Singlecell deposition onto non-restrictive two-dimensional (2D) and into three-dimensional (3D) environments with high accuracy and reproducibility is not only possible, but entering a new stage of maturity by way of systems engineering and a critical mass of past iterations. Coupling computer-aided design (CAD) and manufacturing (CAM) principlesto laser systems enables researchers to create reproducible biological models with single-cell precision. In this chapter, we illustrate the importance of single-cell deposition and introduce laser-assisted bioprinting as a viable method of printing individual cells.  In particular, Matrix-Assisted Pulsed-Laser Evaporation Direct Write (MAPLE-DW), a bottom-up biofabrication technique, will be used to showcase the advantages of laser-assisted, nozzle-free, and contactless printing methods, while avoiding stochastic printing methods. Currently in its third iteration, recent improvements to MAPLE-DW focused on potential scalability, single cell deposition and ease of use.  

Bioprinting

Phamduy TB, Corr DT, and Chrisey DB. 

Encyclopedia of Industrial Biotechnology.  Wiley.  2010.
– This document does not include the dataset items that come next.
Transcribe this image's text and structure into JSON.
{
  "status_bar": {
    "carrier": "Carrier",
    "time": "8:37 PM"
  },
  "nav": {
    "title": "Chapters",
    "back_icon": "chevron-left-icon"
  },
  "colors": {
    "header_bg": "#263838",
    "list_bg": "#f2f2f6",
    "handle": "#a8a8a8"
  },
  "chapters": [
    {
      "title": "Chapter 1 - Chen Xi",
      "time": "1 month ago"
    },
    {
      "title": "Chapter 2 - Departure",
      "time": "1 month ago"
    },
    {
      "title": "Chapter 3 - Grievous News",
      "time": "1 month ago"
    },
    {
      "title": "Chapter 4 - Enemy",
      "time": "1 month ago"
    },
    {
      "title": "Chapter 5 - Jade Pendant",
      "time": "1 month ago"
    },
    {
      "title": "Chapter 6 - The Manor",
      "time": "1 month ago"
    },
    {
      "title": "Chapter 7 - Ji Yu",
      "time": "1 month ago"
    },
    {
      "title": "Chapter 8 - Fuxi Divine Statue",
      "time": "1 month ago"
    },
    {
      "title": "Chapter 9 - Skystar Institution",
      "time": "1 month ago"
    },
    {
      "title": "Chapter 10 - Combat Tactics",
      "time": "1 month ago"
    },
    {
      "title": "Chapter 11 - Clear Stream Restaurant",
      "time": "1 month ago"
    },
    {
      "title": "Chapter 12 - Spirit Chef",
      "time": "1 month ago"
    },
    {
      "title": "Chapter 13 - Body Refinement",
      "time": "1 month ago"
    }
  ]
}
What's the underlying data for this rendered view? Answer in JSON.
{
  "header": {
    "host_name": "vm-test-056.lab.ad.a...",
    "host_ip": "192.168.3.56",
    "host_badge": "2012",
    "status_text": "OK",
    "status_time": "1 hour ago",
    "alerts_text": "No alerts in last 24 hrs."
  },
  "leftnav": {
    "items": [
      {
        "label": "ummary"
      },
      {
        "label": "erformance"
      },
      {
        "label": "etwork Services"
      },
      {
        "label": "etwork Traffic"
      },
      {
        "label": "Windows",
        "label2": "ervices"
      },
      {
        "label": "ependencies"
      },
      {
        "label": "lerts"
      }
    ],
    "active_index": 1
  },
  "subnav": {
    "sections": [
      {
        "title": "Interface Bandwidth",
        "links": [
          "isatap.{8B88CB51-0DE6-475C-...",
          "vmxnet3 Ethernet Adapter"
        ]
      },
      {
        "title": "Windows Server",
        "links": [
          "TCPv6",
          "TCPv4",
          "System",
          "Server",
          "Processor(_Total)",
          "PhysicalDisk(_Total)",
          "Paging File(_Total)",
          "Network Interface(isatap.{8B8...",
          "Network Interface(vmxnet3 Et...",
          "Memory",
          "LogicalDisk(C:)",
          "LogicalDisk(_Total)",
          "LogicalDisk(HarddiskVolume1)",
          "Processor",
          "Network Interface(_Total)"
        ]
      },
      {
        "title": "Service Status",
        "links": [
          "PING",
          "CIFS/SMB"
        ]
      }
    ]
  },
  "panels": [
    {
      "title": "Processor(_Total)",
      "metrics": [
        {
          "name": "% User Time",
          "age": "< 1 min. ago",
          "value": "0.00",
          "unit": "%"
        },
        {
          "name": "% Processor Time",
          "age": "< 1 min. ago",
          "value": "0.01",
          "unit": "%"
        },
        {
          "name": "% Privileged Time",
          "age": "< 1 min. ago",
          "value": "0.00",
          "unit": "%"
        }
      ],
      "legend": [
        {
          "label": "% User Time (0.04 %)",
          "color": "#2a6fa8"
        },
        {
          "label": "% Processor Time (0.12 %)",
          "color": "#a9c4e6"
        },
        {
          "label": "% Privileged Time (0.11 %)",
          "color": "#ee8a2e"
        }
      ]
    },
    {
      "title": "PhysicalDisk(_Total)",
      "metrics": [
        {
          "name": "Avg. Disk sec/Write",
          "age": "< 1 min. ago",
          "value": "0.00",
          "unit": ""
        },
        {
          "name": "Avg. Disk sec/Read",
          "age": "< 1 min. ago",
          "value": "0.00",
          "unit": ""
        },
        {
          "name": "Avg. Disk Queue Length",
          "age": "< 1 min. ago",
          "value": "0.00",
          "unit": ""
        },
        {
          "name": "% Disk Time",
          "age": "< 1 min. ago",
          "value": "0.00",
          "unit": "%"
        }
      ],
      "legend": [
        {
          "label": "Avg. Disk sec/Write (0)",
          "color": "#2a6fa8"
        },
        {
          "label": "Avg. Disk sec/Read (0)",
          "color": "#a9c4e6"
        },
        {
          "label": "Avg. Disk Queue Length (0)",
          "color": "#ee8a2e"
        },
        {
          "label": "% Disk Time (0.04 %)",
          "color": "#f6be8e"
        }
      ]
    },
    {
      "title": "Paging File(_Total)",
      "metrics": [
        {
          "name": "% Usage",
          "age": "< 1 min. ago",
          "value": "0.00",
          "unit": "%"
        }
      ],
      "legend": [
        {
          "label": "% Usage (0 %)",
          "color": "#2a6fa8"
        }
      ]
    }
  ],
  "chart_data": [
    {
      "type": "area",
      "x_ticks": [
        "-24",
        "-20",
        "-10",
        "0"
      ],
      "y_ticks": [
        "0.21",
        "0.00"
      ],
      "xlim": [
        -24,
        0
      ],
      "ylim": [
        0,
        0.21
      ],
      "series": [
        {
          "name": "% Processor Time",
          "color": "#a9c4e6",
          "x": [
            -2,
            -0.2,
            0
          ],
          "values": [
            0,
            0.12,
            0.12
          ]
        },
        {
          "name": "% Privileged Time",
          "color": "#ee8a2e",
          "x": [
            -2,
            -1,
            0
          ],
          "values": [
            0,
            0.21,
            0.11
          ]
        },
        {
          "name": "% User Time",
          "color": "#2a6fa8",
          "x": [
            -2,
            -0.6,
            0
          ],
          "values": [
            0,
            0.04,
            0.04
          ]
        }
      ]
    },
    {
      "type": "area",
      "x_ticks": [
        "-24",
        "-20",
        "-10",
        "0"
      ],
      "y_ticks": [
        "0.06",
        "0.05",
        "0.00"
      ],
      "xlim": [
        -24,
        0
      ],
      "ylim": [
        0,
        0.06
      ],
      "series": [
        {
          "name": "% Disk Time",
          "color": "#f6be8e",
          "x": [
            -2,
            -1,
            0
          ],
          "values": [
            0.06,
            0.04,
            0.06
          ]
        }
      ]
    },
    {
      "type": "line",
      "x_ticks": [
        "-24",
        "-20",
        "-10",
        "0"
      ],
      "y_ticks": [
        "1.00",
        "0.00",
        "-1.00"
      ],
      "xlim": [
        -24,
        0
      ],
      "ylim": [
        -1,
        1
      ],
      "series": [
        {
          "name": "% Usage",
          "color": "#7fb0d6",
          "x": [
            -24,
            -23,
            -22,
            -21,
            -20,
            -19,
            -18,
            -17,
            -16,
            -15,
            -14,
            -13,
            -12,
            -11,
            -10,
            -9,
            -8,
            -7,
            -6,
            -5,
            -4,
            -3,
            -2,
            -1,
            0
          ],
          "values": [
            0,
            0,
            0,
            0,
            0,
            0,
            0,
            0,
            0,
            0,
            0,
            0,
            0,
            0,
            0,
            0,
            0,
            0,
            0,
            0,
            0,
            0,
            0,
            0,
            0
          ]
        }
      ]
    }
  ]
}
Bioprinting refers to the spatially-controlled deposition of disparate biomaterials that is carried out by various printing techniques for the bottom-up transfer of cells, biomolecules, and scaffold. The applications and techniques for bioprinting discussed in this chapter address the emergent demands of sub-micrometer patterns for fundamental study, device construction, and bottom-up tissue engineering. The advantages of bioprinting stem from its unique attributes of controllability, automated deposition, CAD/CAM construction, bottom-up writing, and rapid prototyping. As advancements in biotechnology gravitate towards the micro-scale and nano-scale, precise deposition of biomaterial patterns becomes critical for many applications, including biomedical devices. In addition, the drive for the rapid prototyping of tissue constructs requires the combination of computer aided design and high-resolution repeatability that bioprinting is able to achieve. Examples of bioprinting methods include patterning, ink-jet based bioprinting, laser deposition, and nanobioprinting. Bioprinting is poised to be a significant tool for metric transfers of fragile biomaterials in both biomedical engineering research and industrial biotechnology applications.